Garantievertrag,
Zusammenfassung
Sachverhalt
Die A.________ AG erhob gegen einen Entscheid des Obergerichts des Kantons Thurgau Beschwerde in Zivilsachen in einem vertragsrechtlichen Streit über einen Garantievertrag. Das Bundesgericht setzte ihr einen Kostenvorschuss an und gewährte nach unbenütztem Ablauf der ersten Frist eine nicht erstreckbare Nachfrist.
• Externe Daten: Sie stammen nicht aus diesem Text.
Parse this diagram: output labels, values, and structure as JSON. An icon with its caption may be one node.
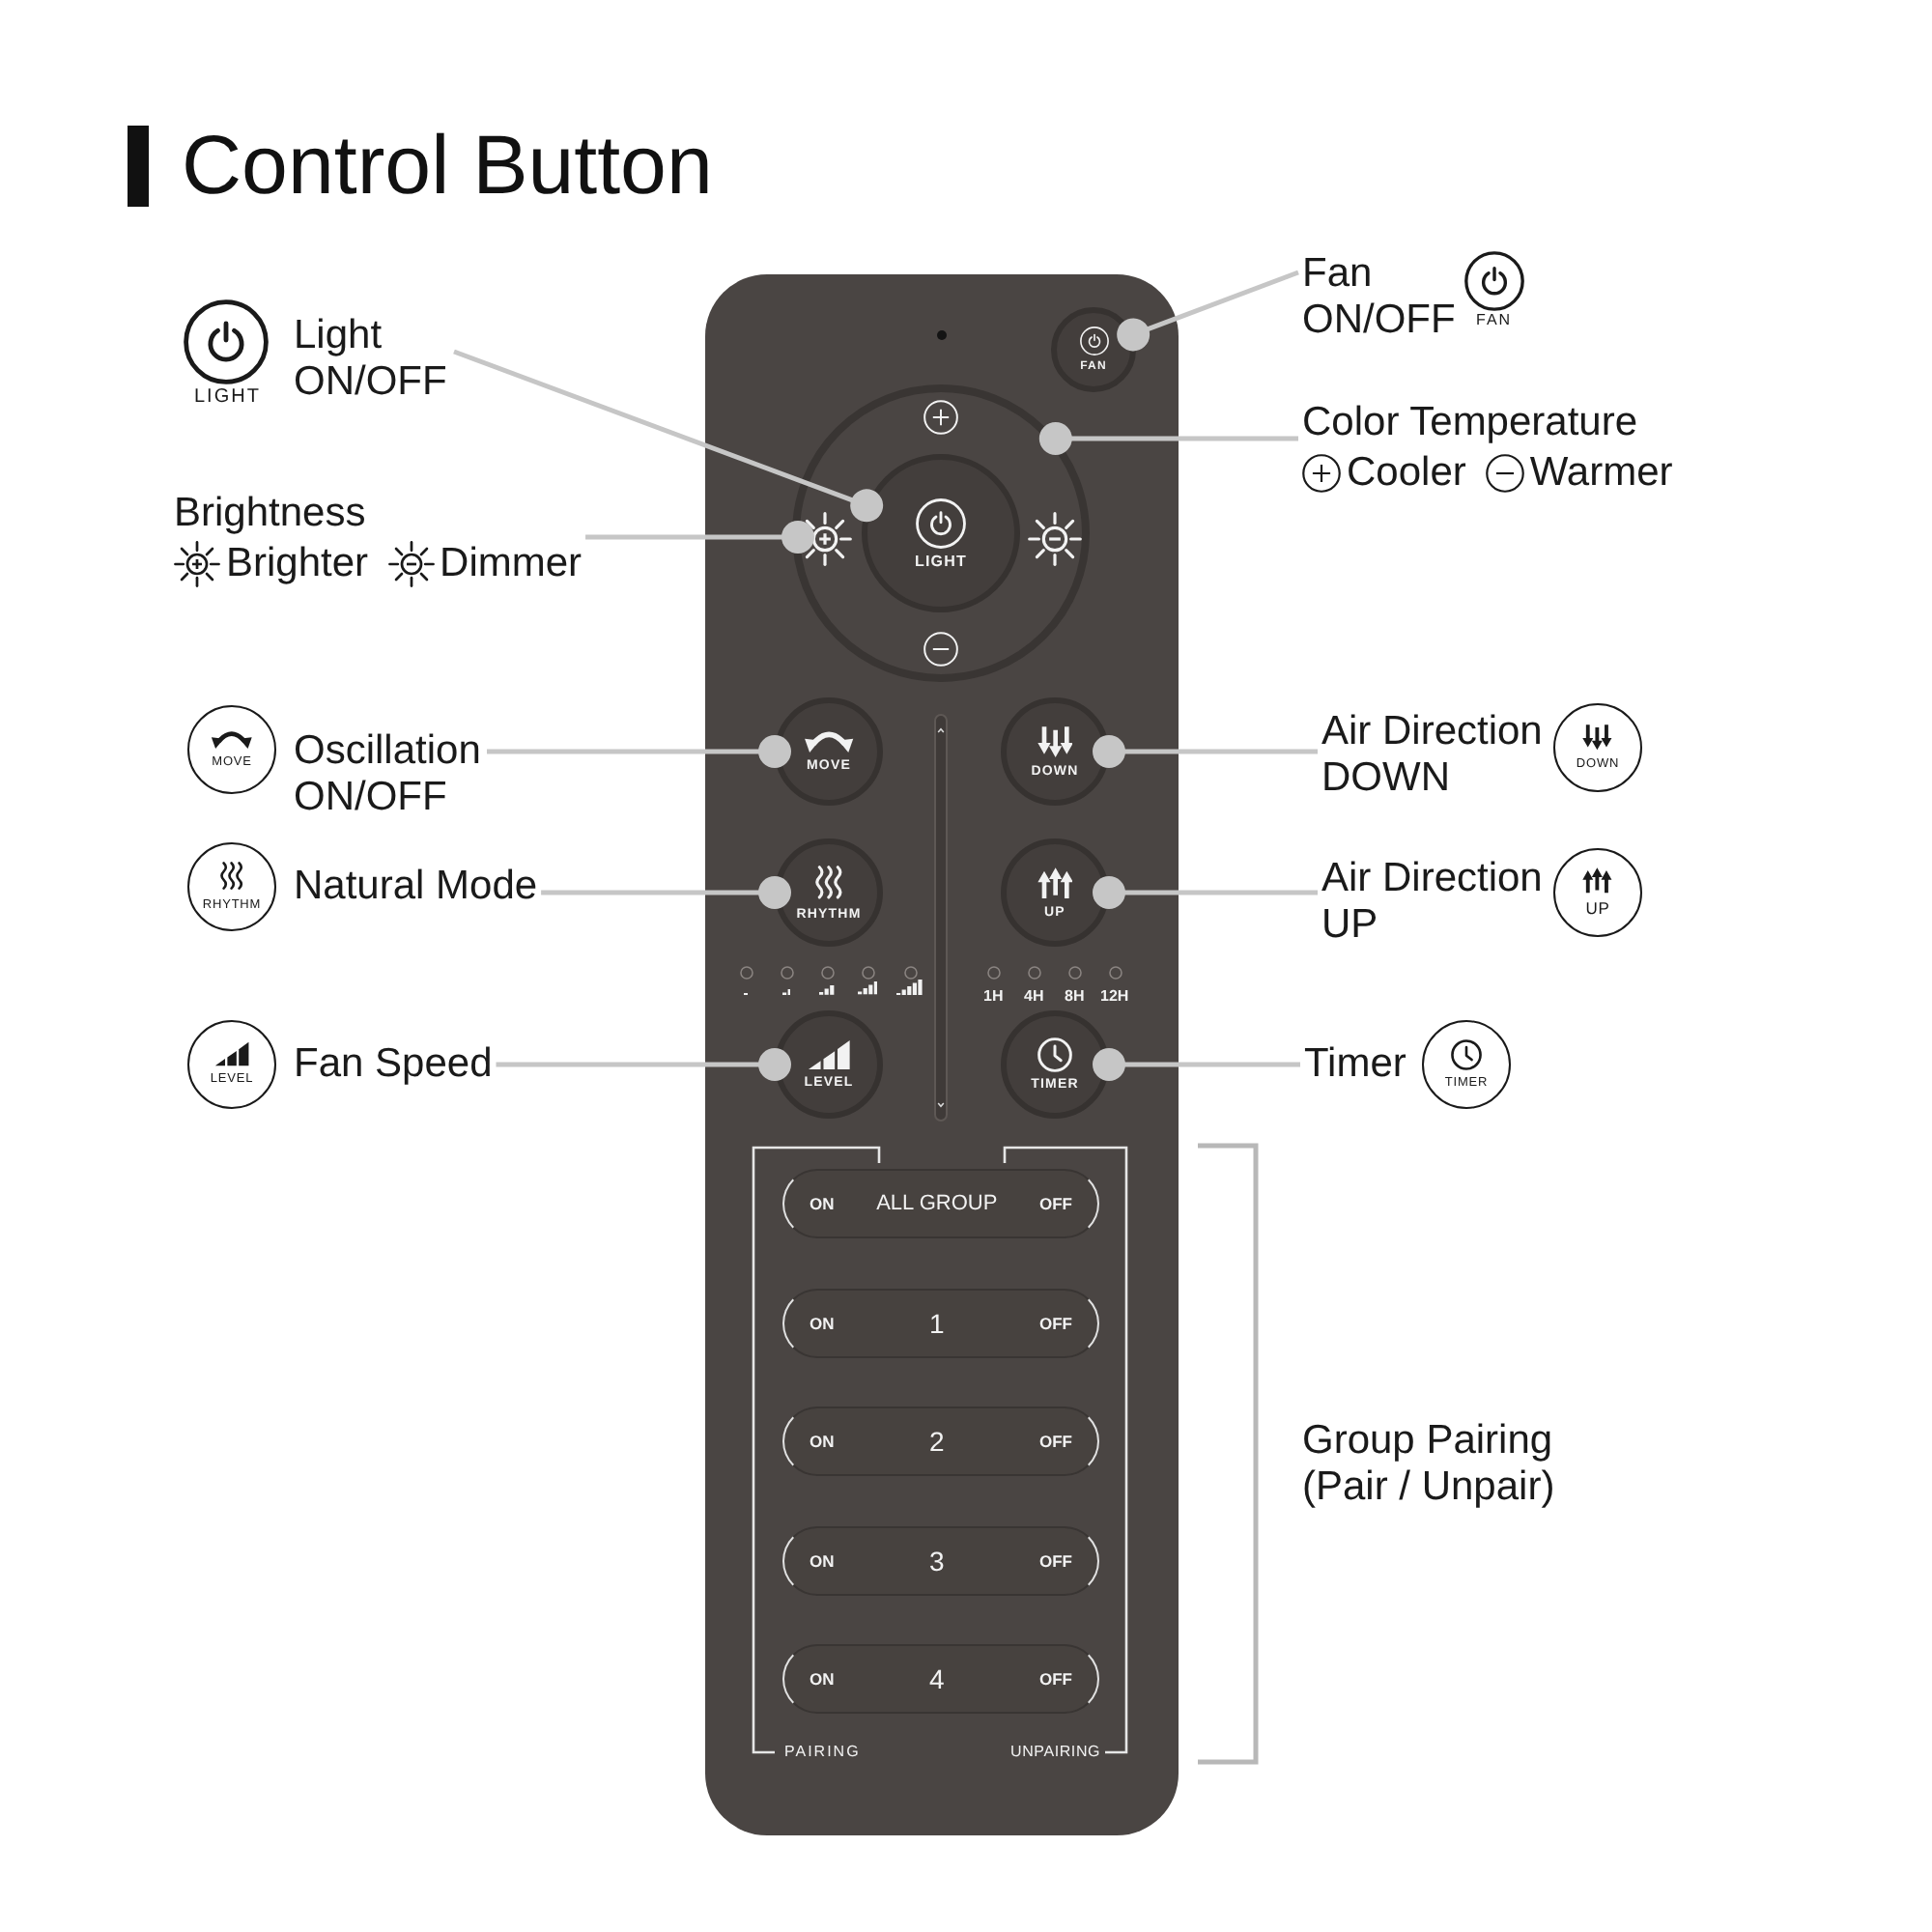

Am letzten Tag der Nachfrist verlangte die Beschwerdeführerin unentgeltliche Rechtspflege, eventualiter einen Erlass oder eine Reduktion des Kostenvorschusses sowie eine längere Zahlungsfrist.
Erwägungen
Das Bundesgericht hielt fest, dass die Nachfrist nach Art. 62 Abs. 3 BGG nur durch Bezahlung des Kostenvorschusses oder durch ein tauglich begründetes und belegtes Gesuch um unentgeltliche Rechtspflege gewahrt werden kann. Gesuche um Erlass oder Reduktion des Vorschusses sowie um Fristerstreckung hemmen den Fristenlauf nicht, zumal die angesetzte Nachfrist ausdrücklich nicht erstreckbar war. Juristische Personen haben grundsätzlich keinen Anspruch auf unentgeltliche Rechtspflege; eine Ausnahme kommt nur unter engen Voraussetzungen in Betracht, namentlich wenn ihr einziges Aktivum im Streit liegt und auch die wirtschaftlich Beteiligten mittellos sind. Da die Beschwerdeführerin diese Voraussetzungen weder hinreichend substanziiert behauptete noch mit Belegen untermauerte, war ihr Gesuch untauglich und die Nachfrist blieb ungenutzt.
Entscheid
Auf die Beschwerde wurde nicht eingetreten. Das Bundesgericht beurteilte das Rechtsmittel wegen nicht rechtzeitig geleistetem Kostenvorschuss als unzulässig.